Chart showing a decline in scaffold law insurance claims

The number of Labor Law claims —many of which bear the badges of fraud— spiked sharply during the pandemic, peaking in 2021 as organized networks exploited the crisis and vulnerable populations. After Andromeda Advantage implemented coordinated investigative, legal, and policy responses, the volume of these claims began to decline significantly.


Insurance fraud continues to be a significant concern for the industry, impacting operational costs and premiums for policyholders. Identifying fraudulent claims requires a combination of advanced analytics, thorough investigations, and established criteria.
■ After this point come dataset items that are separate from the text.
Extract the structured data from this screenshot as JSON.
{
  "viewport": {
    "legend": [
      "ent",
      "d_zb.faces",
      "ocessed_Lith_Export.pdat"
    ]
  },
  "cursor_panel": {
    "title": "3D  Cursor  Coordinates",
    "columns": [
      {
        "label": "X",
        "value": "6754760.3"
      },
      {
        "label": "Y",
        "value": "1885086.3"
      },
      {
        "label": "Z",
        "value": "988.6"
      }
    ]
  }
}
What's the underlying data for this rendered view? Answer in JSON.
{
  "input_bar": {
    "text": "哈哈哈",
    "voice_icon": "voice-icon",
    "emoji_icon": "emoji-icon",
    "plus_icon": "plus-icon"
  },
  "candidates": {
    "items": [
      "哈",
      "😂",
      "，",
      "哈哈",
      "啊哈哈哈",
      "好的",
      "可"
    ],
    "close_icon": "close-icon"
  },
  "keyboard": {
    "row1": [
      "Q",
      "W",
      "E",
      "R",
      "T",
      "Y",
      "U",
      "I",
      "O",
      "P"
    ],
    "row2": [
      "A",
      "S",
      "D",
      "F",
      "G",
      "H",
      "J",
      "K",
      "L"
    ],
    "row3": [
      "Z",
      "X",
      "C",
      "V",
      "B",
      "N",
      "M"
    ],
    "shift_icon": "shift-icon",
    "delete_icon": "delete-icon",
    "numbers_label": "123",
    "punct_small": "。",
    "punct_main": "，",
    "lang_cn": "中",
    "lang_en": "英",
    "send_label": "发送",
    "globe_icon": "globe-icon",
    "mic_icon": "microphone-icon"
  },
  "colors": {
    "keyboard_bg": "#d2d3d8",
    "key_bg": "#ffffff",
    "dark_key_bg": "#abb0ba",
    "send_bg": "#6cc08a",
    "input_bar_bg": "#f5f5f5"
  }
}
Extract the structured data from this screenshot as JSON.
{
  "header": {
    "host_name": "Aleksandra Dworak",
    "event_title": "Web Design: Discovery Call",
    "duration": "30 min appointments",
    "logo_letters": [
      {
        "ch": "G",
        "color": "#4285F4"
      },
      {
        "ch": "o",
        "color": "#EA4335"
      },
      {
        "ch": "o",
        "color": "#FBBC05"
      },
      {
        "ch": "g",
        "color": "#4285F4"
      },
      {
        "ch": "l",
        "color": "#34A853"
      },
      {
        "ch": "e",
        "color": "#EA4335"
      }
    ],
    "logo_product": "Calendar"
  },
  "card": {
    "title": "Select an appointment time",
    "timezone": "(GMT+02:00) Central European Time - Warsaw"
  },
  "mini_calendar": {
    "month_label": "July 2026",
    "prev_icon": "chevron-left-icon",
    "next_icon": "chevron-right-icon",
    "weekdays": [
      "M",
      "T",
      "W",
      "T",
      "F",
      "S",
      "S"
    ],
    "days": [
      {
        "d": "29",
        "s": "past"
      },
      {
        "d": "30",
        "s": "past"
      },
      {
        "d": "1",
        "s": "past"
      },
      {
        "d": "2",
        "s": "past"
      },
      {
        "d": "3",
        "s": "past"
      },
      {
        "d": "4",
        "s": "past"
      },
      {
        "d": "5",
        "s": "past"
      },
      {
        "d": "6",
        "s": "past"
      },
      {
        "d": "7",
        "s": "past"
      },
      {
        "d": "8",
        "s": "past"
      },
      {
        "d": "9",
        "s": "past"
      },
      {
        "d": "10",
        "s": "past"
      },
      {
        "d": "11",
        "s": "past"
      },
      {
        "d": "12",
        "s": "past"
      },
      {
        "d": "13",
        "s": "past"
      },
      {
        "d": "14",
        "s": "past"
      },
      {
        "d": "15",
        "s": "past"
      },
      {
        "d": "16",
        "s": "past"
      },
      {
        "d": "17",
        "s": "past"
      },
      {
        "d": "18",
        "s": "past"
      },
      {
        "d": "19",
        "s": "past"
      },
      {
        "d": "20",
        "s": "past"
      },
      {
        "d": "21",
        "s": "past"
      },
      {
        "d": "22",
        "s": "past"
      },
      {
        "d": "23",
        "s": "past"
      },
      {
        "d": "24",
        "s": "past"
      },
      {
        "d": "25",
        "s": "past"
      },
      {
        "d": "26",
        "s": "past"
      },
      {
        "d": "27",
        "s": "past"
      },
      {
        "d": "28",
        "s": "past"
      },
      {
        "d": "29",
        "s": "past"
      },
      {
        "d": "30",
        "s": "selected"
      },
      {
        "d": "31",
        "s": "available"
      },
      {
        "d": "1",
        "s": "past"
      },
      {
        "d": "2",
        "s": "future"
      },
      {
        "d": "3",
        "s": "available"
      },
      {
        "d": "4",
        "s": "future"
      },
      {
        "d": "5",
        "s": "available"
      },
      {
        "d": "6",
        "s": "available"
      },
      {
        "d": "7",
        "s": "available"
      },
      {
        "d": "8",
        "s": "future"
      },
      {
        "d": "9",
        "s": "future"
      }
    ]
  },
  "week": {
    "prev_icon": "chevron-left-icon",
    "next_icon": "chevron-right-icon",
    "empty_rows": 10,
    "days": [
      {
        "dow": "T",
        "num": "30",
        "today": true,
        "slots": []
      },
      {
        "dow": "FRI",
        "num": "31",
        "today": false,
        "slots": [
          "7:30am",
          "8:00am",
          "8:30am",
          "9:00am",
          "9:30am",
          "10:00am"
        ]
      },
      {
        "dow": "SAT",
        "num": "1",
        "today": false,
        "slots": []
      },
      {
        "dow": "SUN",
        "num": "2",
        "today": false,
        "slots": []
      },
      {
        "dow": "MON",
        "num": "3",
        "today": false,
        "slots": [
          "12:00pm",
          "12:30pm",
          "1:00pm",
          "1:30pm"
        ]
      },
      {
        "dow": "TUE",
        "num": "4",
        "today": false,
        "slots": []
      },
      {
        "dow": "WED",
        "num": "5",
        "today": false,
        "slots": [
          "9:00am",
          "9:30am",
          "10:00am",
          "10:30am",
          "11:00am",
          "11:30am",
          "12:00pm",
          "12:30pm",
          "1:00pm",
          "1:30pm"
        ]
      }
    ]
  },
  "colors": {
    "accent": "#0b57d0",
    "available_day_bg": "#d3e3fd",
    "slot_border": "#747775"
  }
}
Common indicators include inconsistent or exaggerated statements, lack of supporting documentation, repeated claims from the same individual, unusual timing or circumstances, discrepancies between the claim and known facts, description of the accident, as the incident being unwitnessed or the worker being relatively new to the employer (sometimes only having worked a day or two).


Andromeda has been hard at work coordinating with state and federal legislators on multiple fronts to modernize New York’s Scaffold Law. The stakes could not be higher: New York must remain both the construction engine and the financial capital of the world. If we do not correct these distortions, building here becomes uneconomical — and those costs ultimately fall back on renters, homeowners, insurers, and taxpayers.


In New York State


Scaffold Law Reform Bill (A6007)

Sponsored by Assemblymember Michael Fitzpatrick, this bill would bring New York off the archaic and misplaced absolute liability standard and adopt comparative negligence. That means juries could allocate fault (to workers, contractors, property owners) rather than imposing automatic liability regardless of circumstances. The goal is fairness without stripping protections from genuinely injured workers.


Weprin / Comrie: Staged Construction Accident Bill (A3800 / S5231)

Assemblymember David Weprin and Senator Leroy Comrie are pushing legislation making it a felony to orchestrate or stage a construction site accident. This responds to widespread evidence of fraud rings pushing fake or exaggerated claims, driving litigation costs and insurance burdens.  This bill would fill gaps in existing criminal laws.


Litigation Funding Reform (A804C / S1104A)

This package aims to rein in abusive litigation funding practices. Provisions include: caps on interest or fee “advances,” prohibition of kickbacks to doctors or lawyers, required disclosures, and oversight. The objective: stop speculative funding from intensifying claim pressure and bloating settlements.


At the Federal Level


Infrastructure Expansion Act (H.R. 3548, Rep. Nick Langworthy)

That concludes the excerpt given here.